The increased demand for express delivery services also necessitates the continued investments in delivery trucks and infrastructure. We increased the number of delivery trucks to 831 units from 654 units previously, with a carrying capacity of 2,289.6 tonnes compared to 1,682.5 tonnes.
To ensure the smooth flow of incoming and outgoing trucks with their delivery loads into the hub, the management converted an adjoining piece of property into an outbound waiting area, so as to reduce the congestion of inbound vehicles during peak operations.
The review of financial performance is contained in our Management Discussion and Analysis on page 16.
The introduction of the Digital Free Trade Zone (DFTZ) by the government in April this year augurs well for the express delivery service industry. The management is studying ways and means to participate meaningfully in the expected increase in express delivery services with the government's adoption of the E-commerce platform.
Our collaboration with international co-loaders remain strong as management is able to meet their exacting requirements in last mile express delivery services. We maintain a close rapport and cooperation with our strategic partners, Yamato and Singapore Post. We also continue to maintain good relations with Pos Indonesia as our collaborative partner in Indonesia.
The subscription of RM10.4 million in 5-year convertible bonds in PT Satria Antaran Prima (PTSAP), a fast growing express carrier in Indonesia with 56 branches and more than 1,500 employees, is our first major investment overseas. The bonds upon conversion will give GDEX a 40.0% stake in the company, as well as a stronger foothold in the Indonesian express delivery service market.
We continue to have a very pro-active investor relations programme where we meet regularly with investment analysts and fund managers. In such meetings, we share the latest market and corporate developments, as well as enunciate the rationale for our various activities to bring about better understanding of GDEX operations.
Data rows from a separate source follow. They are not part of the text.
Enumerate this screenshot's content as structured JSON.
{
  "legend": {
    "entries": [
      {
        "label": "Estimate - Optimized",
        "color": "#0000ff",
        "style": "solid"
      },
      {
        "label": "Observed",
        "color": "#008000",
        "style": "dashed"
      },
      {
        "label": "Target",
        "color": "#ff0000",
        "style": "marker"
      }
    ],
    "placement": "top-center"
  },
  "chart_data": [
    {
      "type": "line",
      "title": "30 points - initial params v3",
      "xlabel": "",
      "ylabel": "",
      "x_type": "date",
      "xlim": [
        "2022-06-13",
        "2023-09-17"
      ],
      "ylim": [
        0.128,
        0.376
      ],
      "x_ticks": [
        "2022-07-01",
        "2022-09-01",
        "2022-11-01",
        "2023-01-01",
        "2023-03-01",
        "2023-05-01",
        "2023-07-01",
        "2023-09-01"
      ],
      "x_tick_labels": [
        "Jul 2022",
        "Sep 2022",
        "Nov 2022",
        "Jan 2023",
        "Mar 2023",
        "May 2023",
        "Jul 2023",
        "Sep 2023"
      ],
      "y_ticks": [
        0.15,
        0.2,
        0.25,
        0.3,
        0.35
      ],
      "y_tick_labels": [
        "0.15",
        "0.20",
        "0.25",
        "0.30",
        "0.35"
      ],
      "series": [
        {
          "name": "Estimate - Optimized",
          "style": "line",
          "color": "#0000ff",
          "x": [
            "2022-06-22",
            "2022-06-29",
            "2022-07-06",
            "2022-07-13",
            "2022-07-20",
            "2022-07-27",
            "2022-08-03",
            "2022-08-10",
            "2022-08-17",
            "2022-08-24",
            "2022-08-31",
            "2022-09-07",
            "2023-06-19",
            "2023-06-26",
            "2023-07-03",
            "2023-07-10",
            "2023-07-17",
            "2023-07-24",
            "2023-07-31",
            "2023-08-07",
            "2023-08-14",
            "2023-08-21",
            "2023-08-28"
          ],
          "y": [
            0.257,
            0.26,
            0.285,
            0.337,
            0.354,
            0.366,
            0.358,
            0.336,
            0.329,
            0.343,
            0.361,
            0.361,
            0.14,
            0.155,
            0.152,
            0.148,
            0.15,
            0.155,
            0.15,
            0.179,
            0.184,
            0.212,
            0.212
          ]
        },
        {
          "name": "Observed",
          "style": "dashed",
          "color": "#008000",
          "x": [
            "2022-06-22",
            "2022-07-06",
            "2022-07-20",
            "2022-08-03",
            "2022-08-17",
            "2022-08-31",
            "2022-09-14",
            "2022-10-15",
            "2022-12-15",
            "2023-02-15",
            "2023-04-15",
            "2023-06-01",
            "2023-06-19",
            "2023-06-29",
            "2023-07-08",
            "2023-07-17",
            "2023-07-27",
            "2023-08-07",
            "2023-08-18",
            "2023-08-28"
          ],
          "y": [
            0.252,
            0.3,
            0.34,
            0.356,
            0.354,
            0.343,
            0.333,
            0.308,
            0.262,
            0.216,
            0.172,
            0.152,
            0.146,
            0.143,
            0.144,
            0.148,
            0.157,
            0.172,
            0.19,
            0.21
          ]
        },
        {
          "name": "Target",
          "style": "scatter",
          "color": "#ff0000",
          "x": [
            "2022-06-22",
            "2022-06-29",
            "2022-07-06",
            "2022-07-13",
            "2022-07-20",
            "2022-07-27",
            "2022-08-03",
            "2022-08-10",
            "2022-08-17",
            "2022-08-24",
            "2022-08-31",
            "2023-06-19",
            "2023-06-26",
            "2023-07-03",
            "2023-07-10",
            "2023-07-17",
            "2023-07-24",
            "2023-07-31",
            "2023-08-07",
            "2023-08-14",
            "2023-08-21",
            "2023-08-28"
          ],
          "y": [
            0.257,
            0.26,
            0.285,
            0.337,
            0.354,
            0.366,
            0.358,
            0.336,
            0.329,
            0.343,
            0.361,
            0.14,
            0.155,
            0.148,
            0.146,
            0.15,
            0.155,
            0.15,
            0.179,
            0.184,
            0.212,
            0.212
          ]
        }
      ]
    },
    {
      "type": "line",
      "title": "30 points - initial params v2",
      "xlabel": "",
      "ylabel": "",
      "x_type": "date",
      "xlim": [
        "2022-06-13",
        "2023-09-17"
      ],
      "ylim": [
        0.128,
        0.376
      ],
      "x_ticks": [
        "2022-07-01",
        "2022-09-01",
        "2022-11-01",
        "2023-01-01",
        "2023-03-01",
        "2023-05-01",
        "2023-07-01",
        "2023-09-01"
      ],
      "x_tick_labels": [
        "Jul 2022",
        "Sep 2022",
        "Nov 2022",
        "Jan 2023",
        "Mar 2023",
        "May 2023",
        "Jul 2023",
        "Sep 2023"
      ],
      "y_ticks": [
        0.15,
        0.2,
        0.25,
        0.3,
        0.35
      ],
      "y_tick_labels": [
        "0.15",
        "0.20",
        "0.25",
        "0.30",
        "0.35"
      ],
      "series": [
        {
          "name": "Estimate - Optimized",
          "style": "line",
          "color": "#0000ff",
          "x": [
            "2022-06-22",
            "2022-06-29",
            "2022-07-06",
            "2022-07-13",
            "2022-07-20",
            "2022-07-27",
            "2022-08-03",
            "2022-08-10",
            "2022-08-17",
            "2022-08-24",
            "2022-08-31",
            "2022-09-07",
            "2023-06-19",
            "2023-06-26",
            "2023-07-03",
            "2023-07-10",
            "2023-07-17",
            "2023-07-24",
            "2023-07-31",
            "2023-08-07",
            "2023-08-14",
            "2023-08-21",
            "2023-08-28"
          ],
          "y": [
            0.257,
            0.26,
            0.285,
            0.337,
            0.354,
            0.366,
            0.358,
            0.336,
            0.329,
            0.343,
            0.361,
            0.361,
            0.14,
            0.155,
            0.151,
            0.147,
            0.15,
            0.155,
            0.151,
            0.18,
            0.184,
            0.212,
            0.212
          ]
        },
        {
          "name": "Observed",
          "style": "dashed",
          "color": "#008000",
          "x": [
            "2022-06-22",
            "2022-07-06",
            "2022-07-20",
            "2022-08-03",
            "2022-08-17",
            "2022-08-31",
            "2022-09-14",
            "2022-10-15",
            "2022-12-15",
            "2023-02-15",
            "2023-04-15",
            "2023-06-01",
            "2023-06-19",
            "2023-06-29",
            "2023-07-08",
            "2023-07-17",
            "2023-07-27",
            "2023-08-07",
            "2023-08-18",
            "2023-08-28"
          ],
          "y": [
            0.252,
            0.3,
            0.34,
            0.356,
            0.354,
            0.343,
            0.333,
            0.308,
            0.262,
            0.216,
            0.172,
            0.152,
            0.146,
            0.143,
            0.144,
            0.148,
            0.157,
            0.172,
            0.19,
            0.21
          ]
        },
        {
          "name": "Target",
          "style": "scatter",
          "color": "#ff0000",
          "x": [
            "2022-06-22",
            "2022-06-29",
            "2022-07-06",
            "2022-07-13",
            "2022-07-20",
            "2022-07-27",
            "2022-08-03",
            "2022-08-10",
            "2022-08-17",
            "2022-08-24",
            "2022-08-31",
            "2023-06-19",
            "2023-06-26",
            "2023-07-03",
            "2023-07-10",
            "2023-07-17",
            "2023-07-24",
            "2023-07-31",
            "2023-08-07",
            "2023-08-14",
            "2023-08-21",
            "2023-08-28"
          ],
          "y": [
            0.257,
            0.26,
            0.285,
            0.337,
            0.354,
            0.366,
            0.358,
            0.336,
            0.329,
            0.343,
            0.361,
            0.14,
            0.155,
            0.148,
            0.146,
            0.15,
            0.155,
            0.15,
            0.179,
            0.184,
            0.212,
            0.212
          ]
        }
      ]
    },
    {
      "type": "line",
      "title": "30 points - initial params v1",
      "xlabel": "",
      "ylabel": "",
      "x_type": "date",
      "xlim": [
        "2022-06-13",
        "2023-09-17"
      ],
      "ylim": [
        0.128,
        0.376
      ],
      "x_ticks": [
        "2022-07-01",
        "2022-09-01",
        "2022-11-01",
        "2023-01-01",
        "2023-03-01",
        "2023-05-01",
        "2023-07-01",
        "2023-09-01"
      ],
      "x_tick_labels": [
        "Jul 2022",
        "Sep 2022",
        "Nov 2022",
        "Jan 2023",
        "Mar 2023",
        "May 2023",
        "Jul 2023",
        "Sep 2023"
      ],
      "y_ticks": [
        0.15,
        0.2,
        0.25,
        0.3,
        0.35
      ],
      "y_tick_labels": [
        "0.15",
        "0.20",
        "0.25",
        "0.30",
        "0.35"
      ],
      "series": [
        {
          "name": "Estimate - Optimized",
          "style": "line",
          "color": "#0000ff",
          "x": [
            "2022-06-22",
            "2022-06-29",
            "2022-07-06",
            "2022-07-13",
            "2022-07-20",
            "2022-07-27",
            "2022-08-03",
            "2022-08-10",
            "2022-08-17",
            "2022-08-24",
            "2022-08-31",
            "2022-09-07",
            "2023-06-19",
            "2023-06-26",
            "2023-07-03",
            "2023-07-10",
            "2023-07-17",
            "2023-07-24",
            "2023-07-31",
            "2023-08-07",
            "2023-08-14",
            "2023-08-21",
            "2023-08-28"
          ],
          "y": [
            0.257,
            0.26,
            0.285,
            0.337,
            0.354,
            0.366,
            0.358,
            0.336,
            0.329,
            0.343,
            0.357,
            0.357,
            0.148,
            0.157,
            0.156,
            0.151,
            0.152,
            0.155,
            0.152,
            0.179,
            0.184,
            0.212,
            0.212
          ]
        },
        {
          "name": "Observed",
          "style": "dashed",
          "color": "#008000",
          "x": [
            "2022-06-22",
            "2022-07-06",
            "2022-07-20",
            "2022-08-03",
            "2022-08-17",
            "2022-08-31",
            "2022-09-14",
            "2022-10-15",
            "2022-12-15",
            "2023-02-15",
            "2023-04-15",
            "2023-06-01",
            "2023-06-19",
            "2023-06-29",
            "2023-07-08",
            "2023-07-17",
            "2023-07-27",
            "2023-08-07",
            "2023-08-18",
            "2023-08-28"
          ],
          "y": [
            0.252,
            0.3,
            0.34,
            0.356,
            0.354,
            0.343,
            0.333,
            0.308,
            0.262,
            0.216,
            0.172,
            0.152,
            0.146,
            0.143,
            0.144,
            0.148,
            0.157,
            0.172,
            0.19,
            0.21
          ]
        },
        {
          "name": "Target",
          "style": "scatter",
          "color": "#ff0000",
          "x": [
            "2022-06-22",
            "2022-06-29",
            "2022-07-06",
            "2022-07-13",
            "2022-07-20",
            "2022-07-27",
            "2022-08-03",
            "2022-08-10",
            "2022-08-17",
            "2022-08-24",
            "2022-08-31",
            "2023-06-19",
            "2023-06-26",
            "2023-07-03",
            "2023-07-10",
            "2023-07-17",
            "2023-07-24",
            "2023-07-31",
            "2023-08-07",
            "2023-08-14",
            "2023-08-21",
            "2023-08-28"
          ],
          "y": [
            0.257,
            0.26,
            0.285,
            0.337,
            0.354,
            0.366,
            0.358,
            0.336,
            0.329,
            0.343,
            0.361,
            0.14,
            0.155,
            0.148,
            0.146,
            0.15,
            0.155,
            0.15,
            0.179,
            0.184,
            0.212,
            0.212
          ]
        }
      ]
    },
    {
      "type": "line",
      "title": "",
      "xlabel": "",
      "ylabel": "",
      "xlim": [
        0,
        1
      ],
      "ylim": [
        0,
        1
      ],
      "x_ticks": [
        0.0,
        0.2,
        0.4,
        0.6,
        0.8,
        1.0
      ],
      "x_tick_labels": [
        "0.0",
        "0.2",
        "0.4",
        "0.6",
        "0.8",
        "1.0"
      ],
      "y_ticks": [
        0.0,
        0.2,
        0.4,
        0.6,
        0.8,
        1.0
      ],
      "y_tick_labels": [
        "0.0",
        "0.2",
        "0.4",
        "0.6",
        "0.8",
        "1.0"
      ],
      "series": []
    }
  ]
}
In striving to be a responsible corporate citizen, the management works hard to ensure future generations will continue to enjoy what we have currently, in terms of natural resources, training and education.
The management continues to focus and emphasise on our four pillars of corporate sustainability, ie, The Economy, The People, The Community and The Environment.
Details of our efforts are contained in our Corporate Sustainability Report on page 36.
The GDEX Foundation, set up in 2013 with the objective of promoting the welfare of the community, has yet to identify any meaningful corporate social responsibility activity. Pending that, it will continue to build on its resources.
No corporation can survive without the support of its customers. We are extremely grateful for our customers' continued support. I would also like to thank our vendors, business service partners and the relevant government agencies for their support.
Last but not least, I would like to express my sincere appreciation and thanks to the board of directors for their guidance and support.
I look forward to further progress and improvement in GDEX as we strive to fulfil our goal of becoming the leading express carrier in the region.